64A C.J.S. Municipal Corporations, § 1573(b), at 99 (footnotes omitted). Accord Turner v. Woodruff, 286 Ark. 66, 689 S.W.2d 527 (1985).
It nevertheless bears repeating that the appropriation of public funds for a private corporation or individual cannot satisfy the public purpose doctrine in light of Ark. Const. art. 12, § 5, as interpreted by our court. See Ark. Op. Att'y Gen. 2005-205 (discussing the cases relative to art. 12, § 5.) With regard to the computer upgrades at issue, therefore, assuming the computer is privately owned, then in my opinion the above observations concerning the accomplishment of a public purpose must be understood to apply in the context of a valid contractual arrangement supporting the use of city funds for this expense.
Your first question's reference to "personal use" of the computer also prompts me to note, as stated by one of my predecessors, the following regarding the public purpose test:
A primary factor in determining whether public funds are being used impermissibly appears to be whether those who contributed tax money received the intended benefit therefrom, or whether, by contrast, the benefit was received by a private individual or entity. [Citing Chandler v.
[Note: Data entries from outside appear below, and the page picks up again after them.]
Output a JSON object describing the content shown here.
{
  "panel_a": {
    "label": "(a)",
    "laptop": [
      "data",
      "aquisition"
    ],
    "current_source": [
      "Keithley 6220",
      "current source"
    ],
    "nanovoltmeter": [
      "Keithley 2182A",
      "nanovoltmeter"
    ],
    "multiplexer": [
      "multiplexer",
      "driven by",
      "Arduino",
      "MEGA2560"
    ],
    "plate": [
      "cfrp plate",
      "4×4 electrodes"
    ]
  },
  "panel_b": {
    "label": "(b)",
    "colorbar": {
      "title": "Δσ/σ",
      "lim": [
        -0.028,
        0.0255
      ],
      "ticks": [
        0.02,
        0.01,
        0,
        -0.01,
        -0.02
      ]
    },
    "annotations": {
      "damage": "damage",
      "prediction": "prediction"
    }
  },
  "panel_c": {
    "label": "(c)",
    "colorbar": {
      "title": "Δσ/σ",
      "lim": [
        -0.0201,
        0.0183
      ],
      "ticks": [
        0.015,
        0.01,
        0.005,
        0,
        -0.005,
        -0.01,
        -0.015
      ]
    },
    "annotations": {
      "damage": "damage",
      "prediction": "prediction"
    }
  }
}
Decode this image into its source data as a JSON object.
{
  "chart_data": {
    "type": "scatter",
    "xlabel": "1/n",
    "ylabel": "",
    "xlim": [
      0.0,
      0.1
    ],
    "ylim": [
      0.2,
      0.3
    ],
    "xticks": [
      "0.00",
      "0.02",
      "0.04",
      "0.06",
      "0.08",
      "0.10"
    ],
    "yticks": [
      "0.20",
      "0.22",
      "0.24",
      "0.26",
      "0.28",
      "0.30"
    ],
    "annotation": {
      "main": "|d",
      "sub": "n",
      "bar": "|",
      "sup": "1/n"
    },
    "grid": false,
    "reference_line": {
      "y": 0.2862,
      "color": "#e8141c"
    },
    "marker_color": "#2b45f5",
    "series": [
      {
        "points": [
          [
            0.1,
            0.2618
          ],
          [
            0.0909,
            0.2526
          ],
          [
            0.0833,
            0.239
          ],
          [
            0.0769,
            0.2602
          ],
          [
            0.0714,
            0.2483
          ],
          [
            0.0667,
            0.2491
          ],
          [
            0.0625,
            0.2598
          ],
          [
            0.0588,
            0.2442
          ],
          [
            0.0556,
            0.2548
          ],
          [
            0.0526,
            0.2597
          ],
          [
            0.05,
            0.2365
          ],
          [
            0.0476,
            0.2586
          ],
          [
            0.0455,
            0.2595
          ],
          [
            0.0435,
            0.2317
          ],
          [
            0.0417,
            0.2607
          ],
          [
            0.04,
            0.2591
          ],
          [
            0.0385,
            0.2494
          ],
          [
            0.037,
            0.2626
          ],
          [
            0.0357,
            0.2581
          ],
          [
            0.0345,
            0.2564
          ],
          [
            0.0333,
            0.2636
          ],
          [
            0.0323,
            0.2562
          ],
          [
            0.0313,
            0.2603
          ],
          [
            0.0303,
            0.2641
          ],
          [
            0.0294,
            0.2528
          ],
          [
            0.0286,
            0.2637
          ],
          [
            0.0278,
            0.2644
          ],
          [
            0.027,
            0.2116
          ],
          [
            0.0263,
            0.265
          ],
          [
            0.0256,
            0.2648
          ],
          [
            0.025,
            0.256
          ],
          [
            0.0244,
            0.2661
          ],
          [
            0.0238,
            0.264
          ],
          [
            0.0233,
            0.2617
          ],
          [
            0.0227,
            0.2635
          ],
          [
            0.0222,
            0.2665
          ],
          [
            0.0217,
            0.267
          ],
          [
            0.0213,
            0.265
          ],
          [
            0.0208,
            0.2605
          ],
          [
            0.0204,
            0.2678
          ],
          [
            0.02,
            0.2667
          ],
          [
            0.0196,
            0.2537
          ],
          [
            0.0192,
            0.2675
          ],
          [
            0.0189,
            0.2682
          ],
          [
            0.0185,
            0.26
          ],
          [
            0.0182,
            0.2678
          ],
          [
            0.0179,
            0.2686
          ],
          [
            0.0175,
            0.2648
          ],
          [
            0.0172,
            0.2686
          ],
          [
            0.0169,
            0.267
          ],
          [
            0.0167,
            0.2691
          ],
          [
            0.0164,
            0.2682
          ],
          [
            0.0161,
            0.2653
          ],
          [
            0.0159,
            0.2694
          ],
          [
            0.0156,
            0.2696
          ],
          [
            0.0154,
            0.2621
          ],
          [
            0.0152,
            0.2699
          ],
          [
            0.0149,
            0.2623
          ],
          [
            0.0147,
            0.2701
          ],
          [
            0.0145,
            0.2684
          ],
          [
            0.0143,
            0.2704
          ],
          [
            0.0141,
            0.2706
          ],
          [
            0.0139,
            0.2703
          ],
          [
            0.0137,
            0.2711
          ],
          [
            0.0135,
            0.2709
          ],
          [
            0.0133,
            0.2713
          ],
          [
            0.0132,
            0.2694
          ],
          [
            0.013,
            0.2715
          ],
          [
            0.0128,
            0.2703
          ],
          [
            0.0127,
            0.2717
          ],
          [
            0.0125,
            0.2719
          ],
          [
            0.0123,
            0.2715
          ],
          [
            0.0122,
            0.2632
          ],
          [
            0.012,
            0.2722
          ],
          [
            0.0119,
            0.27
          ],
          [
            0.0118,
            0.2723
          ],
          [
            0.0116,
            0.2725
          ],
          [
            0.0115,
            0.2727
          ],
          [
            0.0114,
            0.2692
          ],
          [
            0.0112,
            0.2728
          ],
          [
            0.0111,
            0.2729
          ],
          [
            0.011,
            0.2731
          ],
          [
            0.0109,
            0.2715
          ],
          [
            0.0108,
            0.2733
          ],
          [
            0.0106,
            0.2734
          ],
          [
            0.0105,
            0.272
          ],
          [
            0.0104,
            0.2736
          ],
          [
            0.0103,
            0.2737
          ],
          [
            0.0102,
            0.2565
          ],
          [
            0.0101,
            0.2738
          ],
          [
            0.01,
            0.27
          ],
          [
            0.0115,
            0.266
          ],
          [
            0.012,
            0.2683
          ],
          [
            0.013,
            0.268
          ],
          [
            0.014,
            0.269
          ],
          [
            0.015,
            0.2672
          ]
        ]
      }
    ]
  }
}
Board of Trustees, supra.] A determination of the question of who is receiving the primary benefit of the property will turn upon a consideration of all of the relevant facts . . . .
Op. Att'y Gen. 1998-191.
It has been further observed that a so-called "incidental private benefit" will not automatically invalidate an expenditure of public funds. See Ark. Op. Att'y Gen. 2004-319 (stating that "[a]n authorized use for a public purpose is not, however, invalid even though it involves an incidental private benefit," quoting Ark. Op. Att'y Gen. No.1993-343 and citing 64 C.J.S. Municipal Corporations § 1725 (1950). See also Ark. Op. Att'y Gen. 2000-243 (citing League of Women Voters of California v. Countywide Criminal Justice Coordination Committee, 203 Cal. App. 3d 529, 554 (1988) ("So long as a public interest is served, there is no unlawful expenditure of public funds even though there may be incidental benefits to private persons.")). The question is whether the expenditure is for a "primarily public purpose" or "directly benefit[s] those who were taxed to pay for the expenditure." Op. Att'y Gen. 2005-102 (citing Op. 2004-319 and Chandler, supra.)
Only a finder of fact acquainted with all of the circumstances attending the "personal use" of the computer would be situated to determining whether the use of city funds for the upgrades fulfills a public purpose and whether any personal benefit is incidental.
In response to your second question, and in conclusion, therefore, I believe it is clear from the foregoing discussion that a donation of the computer to the city before the upgrades have been made could make a difference as long as the public purpose test is met. This is particularly true if the alternative scenario (donation after upgrades are made) involves no contractual agreement that would support expending city funds to improve the private property.
Assistant Attorney General Elisabeth A. Walker prepared the foregoing opinion, which I hereby approve.